NIS-2 Compliance services
NIS-2 is an update of the European Union’s Network and Information Security (NIS) Directive to enhance cybersecurity and resilience across organisations in the EU. The NIS-2 Directive came into effect in January 2023, with the official deadline for transposition into national law set for 17 October 2024, and most of the requirements already being enforced among the majority of EU member states.
NIS-2 compliance is crucial for organisations active within the European Union (EU). By adhering to NIS-2, businesses can effectively identify and mitigate cybersecurity risks, reducing the chances of operational disruptions caused by cyber incidents and avoiding significant fines or reputational damage.

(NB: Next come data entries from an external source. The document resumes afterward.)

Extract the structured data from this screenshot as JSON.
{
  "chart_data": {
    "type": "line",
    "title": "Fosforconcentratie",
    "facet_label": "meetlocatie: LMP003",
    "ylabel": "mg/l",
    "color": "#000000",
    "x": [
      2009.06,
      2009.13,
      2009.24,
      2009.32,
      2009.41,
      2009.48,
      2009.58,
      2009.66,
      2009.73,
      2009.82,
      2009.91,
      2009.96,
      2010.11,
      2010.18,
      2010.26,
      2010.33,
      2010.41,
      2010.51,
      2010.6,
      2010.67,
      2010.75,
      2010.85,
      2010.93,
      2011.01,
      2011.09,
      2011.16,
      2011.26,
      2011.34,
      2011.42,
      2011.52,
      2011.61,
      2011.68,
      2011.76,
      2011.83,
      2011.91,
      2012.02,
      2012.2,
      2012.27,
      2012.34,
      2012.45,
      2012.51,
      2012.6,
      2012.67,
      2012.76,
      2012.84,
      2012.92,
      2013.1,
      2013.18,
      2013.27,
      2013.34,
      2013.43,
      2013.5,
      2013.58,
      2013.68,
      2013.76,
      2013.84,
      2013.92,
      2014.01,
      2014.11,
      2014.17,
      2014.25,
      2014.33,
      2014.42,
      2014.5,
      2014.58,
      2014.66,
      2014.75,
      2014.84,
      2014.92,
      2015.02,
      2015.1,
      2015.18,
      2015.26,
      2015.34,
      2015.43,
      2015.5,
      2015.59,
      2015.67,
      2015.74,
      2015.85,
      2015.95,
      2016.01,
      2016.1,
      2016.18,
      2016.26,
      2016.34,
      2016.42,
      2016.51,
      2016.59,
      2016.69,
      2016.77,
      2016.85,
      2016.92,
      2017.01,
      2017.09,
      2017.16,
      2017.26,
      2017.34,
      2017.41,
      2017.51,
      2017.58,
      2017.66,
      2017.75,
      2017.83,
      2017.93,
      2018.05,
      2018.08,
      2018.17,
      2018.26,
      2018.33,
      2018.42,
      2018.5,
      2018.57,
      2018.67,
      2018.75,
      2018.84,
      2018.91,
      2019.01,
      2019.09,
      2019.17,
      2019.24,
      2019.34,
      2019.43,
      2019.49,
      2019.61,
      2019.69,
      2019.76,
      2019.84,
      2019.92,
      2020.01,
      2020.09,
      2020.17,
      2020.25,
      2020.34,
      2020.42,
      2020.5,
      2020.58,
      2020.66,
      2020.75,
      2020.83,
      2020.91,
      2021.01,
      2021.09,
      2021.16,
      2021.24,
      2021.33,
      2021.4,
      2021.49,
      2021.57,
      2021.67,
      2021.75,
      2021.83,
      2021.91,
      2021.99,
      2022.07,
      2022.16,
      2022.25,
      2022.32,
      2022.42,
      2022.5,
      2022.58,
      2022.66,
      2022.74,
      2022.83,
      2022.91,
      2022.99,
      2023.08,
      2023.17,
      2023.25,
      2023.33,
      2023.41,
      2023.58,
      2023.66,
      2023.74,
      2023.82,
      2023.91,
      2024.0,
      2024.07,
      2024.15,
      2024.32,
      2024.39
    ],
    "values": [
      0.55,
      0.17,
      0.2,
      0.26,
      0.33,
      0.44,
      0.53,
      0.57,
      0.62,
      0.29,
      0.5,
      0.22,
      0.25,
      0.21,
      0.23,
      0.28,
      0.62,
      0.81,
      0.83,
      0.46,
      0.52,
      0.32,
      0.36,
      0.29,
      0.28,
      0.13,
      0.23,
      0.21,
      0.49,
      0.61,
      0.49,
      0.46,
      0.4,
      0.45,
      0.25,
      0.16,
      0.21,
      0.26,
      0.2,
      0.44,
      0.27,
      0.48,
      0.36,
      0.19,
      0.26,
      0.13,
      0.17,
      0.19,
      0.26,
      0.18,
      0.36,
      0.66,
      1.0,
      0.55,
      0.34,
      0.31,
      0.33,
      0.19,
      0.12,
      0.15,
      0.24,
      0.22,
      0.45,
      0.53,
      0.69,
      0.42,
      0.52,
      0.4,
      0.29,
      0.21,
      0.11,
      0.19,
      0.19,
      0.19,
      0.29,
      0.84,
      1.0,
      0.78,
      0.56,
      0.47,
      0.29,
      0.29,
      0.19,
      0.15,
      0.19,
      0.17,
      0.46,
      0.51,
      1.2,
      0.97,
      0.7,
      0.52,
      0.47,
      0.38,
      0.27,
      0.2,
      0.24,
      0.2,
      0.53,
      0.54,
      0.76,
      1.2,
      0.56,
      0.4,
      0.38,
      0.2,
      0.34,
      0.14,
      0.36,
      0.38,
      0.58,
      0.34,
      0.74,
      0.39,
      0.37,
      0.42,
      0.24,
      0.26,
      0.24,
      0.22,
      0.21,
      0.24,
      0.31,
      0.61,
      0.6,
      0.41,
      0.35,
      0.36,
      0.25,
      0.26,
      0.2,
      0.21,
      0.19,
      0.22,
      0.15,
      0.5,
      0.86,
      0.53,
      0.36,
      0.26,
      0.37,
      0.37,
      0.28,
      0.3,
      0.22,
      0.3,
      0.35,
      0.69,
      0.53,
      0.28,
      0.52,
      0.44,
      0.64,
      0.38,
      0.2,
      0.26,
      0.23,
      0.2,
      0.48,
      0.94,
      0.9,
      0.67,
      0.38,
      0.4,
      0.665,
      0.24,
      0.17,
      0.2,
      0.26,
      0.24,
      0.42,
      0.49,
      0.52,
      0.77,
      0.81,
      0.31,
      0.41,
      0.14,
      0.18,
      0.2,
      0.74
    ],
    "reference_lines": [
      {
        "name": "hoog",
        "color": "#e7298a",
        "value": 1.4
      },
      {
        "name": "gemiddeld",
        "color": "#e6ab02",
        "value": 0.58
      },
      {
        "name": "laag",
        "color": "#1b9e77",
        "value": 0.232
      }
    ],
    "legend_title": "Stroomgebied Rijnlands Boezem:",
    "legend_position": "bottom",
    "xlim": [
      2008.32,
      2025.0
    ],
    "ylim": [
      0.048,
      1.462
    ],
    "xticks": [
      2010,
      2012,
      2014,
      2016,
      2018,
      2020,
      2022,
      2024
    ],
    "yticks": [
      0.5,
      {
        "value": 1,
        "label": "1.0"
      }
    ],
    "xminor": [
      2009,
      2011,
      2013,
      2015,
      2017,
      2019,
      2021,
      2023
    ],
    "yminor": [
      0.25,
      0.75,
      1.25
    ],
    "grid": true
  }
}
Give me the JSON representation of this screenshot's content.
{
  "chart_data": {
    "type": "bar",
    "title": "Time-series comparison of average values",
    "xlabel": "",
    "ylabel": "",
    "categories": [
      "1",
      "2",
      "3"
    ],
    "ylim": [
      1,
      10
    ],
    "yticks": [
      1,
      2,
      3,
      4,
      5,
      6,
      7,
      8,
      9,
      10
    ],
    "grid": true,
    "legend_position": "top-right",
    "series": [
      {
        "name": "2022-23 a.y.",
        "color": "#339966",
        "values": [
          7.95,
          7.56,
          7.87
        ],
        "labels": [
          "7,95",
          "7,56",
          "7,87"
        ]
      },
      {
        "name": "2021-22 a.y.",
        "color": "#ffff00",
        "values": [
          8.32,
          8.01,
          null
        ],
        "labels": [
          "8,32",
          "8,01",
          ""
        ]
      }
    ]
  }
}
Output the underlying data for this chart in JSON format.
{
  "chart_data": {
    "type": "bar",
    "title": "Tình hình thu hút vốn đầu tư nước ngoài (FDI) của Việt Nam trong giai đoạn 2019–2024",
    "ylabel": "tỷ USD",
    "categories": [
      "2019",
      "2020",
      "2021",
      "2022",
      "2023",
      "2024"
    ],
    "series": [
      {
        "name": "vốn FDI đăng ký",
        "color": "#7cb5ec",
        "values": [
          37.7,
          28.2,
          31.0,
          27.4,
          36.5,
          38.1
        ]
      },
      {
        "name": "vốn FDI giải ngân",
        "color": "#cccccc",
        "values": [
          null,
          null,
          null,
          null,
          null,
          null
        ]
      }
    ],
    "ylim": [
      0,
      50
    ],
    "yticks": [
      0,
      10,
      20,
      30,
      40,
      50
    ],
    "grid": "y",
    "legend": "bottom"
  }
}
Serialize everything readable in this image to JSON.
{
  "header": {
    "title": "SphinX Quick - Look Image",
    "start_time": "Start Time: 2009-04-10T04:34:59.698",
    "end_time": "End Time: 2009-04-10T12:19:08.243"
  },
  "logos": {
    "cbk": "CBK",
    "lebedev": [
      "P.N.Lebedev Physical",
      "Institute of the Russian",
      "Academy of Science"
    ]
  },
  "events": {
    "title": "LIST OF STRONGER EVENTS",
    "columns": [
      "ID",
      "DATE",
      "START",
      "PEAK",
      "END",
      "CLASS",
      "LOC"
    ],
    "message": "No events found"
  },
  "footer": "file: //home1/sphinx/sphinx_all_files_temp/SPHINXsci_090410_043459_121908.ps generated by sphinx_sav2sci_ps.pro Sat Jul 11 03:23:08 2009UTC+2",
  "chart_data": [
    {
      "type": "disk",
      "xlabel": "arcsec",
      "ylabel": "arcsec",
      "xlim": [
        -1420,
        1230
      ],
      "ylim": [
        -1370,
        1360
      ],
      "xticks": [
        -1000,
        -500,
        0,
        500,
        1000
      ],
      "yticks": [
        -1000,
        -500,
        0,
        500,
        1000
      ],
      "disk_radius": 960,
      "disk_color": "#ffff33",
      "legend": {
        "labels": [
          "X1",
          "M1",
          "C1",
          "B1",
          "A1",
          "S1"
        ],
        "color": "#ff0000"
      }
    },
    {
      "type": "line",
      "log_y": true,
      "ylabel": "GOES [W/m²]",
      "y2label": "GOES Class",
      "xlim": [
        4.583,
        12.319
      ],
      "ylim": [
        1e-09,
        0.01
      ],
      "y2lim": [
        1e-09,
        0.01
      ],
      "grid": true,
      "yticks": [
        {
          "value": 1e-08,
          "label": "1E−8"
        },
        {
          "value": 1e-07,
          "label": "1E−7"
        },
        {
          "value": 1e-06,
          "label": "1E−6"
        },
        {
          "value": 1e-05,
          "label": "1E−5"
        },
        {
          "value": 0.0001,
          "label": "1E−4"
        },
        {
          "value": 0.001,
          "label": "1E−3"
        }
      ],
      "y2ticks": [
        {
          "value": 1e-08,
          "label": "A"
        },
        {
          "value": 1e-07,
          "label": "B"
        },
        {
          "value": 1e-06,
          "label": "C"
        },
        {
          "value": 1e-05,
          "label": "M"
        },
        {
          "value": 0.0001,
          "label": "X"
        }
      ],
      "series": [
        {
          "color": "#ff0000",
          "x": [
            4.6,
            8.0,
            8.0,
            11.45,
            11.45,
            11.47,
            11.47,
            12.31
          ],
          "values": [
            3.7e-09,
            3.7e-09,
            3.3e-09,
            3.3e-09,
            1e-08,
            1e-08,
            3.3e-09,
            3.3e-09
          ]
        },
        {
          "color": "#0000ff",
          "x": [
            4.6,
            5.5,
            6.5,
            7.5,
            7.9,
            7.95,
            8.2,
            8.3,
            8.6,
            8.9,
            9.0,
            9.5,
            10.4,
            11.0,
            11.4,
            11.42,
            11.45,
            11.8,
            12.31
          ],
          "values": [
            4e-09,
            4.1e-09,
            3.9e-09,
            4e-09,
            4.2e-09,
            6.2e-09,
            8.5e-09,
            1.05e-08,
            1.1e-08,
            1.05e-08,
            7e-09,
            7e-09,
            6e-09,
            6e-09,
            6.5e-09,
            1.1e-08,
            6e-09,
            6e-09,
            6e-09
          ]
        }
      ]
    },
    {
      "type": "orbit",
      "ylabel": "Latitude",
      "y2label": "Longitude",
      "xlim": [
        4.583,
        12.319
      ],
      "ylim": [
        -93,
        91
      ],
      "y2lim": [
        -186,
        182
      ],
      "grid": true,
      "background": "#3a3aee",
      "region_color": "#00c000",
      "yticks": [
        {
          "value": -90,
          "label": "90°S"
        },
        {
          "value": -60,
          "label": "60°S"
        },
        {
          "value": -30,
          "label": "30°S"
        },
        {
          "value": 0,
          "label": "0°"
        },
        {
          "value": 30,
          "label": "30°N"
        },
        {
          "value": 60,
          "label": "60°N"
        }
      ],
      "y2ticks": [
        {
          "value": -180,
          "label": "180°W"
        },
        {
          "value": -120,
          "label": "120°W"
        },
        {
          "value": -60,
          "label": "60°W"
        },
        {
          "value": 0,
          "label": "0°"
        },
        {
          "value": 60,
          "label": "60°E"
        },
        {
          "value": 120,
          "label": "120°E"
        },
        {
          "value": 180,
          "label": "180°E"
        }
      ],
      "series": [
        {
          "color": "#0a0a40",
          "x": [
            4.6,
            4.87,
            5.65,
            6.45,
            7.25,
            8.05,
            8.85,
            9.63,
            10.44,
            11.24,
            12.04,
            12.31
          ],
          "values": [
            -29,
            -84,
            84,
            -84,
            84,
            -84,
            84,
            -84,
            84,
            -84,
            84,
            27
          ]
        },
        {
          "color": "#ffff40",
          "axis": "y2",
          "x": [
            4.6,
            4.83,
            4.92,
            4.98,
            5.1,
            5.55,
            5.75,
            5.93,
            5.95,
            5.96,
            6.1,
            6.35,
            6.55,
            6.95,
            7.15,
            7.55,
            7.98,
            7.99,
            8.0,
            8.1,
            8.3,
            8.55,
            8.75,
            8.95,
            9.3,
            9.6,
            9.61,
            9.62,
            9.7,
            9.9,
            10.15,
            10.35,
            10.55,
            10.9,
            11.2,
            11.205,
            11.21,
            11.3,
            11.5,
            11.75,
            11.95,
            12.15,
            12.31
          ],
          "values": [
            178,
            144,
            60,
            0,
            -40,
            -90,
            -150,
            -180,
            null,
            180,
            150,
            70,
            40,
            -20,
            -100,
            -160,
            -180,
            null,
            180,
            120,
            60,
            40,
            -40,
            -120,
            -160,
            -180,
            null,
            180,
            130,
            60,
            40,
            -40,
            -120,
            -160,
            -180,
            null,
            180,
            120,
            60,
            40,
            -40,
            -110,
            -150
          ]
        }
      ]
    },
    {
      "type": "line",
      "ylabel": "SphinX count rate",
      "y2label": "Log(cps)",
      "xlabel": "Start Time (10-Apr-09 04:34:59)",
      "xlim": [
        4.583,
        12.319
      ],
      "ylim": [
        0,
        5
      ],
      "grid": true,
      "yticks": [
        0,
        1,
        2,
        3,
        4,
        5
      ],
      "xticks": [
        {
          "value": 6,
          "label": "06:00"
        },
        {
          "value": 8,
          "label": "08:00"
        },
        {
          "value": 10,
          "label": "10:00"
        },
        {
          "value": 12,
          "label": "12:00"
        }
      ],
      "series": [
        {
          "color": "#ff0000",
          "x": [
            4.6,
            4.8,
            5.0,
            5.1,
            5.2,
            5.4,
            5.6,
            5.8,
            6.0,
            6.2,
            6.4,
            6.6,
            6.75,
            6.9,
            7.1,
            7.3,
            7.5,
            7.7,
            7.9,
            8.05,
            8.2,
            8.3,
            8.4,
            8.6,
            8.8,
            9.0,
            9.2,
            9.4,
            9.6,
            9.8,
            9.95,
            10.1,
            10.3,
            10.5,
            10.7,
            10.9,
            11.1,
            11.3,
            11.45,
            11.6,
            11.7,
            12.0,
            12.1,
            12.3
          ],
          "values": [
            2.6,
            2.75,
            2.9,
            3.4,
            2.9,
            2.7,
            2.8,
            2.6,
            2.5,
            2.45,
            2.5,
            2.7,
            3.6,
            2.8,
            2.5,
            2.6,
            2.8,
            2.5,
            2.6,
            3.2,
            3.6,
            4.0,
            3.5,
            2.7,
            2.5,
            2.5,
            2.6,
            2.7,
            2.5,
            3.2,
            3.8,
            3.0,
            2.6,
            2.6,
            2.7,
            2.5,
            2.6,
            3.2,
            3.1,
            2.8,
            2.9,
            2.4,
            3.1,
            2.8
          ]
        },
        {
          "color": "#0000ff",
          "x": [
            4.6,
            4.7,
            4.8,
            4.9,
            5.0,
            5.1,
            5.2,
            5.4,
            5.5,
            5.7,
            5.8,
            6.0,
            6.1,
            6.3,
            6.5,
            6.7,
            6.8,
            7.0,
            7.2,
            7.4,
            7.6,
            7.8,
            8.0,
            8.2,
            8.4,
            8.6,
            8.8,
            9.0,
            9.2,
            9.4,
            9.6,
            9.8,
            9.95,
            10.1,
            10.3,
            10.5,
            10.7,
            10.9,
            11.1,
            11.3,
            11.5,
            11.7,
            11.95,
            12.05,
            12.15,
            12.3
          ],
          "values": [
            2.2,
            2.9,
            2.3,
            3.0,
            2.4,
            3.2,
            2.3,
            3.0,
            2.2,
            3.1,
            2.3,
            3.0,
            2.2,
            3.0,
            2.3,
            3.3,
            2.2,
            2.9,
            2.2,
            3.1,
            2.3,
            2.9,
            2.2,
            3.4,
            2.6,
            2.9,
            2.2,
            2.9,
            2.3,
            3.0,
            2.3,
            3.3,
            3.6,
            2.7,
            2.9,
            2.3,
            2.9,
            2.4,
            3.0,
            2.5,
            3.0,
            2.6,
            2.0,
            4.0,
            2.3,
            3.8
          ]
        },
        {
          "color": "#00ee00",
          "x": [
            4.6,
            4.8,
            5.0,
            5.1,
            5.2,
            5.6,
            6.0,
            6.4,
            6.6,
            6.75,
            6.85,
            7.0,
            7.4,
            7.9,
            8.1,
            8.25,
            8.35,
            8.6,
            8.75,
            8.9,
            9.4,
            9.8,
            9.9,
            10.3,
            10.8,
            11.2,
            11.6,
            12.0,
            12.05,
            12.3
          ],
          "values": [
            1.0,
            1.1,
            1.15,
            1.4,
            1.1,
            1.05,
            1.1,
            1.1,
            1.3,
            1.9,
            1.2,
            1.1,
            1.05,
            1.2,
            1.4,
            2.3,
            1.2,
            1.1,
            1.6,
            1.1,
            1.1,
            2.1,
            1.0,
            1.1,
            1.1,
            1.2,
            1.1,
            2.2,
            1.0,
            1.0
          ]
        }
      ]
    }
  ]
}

Customers and clients are increasingly aware of cybersecurity vulnerabilities that can affect network and information systems along their entire supply chain. Achieving NIS-2 compliance not only builds trust and confidence but also provides a competitive edge, reassuring them that their data and information are secure when partnering with your organisation.
TÜV SÜD’s NIS-2 services not only safeguard your business against cyber threats, they also position you as a reliable and secure partner, enhancing your reputation and fostering long-term growth and sustainability. With our support, you ensure continuous protection and compliance, allowing your business to adapt to evolving cyber threats while maintaining a strong market position.